Published in:
01-02-2022 | ORIGINAL ARTICLE
A machine learning-based approach to directly compare the diagnostic accuracy of myocardial perfusion imaging by conventional and cadmium-zinc telluride SPECT
Authors:
Valeria Cantoni, PhD, Roberta Green, PhD, Carlo Ricciardi, MSc, Roberta Assante, MD, PhD, Emilia Zampella, MD, PhD, Carmela Nappi, MD, PhD, Valeria Gaudieri, MD, PhD, Teresa Mannarino, MD, Andrea Genova, MD, Giovanni De Simini, MD, Alessia Giordano, MD, Adriana D’Antonio, MD, Wanda Acampa, MD, PhD, Mario Petretta, MD, FAHA, Alberto Cuocolo, MD
Published in:
Journal of Nuclear Cardiology
|
Issue 1/2022
Login to get access
Abstract
Background
We evaluated the performance of conventional (C) single-photon emission computed tomography (SPECT) and cadmium-zinc-telluride (CZT)-SPECT in a large cohort of patients with suspected or known coronary artery disease (CAD) and compared the diagnostic accuracy of the two systems using machine learning (ML) algorithms.
Methods and Results
A total of 517 consecutive patients underwent stress myocardial perfusion imaging (MPI) by both C-SPECT and CZT-SPECT. In the overall population, an excellent correlation between stress MPI data and left ventricular (LV) functional parameters measured by C-SPECT and by CZT-SPECT was observed (all P < .001).

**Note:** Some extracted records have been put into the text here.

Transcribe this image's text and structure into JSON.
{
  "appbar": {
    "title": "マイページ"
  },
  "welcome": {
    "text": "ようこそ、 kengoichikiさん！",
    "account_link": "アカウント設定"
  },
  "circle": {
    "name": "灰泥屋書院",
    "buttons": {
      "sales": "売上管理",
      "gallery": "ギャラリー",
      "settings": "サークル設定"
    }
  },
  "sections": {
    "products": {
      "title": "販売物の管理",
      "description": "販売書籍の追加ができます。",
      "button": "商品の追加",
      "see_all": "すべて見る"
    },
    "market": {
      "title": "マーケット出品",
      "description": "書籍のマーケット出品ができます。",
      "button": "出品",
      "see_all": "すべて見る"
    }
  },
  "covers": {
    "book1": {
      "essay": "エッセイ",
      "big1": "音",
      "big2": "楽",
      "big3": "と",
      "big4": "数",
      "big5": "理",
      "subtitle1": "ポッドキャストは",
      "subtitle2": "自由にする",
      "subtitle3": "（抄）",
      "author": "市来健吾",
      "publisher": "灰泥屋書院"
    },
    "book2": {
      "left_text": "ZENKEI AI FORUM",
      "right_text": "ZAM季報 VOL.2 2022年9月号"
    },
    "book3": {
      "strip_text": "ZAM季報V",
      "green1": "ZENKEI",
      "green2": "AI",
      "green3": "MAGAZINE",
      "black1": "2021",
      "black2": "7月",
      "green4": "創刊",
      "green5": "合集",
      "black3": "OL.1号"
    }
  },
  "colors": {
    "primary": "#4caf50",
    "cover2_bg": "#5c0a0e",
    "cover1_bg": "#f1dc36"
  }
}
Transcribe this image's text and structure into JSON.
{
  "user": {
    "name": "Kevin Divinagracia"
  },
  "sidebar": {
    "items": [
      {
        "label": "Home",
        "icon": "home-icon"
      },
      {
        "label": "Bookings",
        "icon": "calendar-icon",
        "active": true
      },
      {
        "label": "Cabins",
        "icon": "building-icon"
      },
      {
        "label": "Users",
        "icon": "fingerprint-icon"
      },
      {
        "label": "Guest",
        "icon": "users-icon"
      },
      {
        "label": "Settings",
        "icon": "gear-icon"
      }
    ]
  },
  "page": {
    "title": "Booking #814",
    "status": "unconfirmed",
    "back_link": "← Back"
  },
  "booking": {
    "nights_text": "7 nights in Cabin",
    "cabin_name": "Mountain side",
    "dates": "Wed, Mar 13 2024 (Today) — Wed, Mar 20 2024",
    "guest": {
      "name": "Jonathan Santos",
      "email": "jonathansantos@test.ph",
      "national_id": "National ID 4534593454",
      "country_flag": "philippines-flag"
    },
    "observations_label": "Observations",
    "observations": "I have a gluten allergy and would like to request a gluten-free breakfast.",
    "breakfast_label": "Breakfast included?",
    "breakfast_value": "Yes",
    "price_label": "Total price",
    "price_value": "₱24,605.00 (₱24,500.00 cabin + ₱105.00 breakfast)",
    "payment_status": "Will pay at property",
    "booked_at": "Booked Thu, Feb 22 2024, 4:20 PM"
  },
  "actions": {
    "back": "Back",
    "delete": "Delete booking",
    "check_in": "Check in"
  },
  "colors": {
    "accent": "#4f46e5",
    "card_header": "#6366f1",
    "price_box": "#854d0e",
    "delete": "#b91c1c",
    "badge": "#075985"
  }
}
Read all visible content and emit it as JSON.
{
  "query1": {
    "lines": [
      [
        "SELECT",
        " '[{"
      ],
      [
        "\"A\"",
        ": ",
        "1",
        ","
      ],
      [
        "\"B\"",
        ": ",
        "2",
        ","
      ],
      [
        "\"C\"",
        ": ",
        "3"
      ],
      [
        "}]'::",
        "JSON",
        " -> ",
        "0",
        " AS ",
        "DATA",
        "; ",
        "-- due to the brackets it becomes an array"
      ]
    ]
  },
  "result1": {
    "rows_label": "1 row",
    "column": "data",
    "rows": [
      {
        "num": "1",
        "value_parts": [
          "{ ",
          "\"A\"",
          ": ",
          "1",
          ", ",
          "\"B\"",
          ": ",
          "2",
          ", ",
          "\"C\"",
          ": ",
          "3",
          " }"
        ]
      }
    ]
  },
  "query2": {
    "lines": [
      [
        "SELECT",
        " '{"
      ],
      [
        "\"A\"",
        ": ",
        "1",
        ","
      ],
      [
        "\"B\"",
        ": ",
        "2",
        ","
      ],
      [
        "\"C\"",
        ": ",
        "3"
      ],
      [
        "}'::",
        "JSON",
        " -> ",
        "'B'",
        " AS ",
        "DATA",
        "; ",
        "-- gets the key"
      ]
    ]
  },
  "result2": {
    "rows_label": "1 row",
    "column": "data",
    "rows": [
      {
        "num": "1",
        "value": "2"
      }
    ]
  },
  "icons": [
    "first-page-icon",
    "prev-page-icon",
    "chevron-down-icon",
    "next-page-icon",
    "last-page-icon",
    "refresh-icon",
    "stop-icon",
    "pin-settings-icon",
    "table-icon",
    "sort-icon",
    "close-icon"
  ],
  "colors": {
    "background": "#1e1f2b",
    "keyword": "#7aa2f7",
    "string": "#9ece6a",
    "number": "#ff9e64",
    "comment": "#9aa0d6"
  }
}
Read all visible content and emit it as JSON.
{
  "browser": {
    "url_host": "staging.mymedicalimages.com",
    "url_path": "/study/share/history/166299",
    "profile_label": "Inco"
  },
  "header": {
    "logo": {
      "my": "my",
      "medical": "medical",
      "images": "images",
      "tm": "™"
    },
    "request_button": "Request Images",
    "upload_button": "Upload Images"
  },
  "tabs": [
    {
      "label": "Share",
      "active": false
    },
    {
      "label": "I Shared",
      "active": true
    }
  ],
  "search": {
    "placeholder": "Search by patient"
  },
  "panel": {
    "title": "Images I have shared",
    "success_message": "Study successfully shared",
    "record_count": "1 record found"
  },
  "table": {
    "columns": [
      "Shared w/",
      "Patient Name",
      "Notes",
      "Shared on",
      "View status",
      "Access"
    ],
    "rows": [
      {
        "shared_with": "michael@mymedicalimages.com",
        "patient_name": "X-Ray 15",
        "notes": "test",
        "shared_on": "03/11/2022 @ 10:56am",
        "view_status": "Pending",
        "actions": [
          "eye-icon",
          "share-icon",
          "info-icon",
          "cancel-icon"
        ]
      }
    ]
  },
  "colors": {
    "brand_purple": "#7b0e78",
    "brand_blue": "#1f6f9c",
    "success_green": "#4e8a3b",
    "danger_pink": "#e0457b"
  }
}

ML analysis performed through the implementation of random forest (RF) and k-nearest neighbors (NN) algorithms proved that CZT-SPECT has greater accuracy than C-SPECT in detecting CAD. For both algorithms, the sensitivity of CZT-SPECT (96% for RF and 60% for k-NN) was greater than that of C-SPECT (88% for RF and 53% for k-NN).
Conclusions
MPI data and LV functional parameters obtained by CZT-SPECT are highly reproducible and provide good correlation with those obtained by C-SPECT. ML approach showed that the accuracy and sensitivity of CZT-SPECT is greater than C-SPECT in detecting CAD.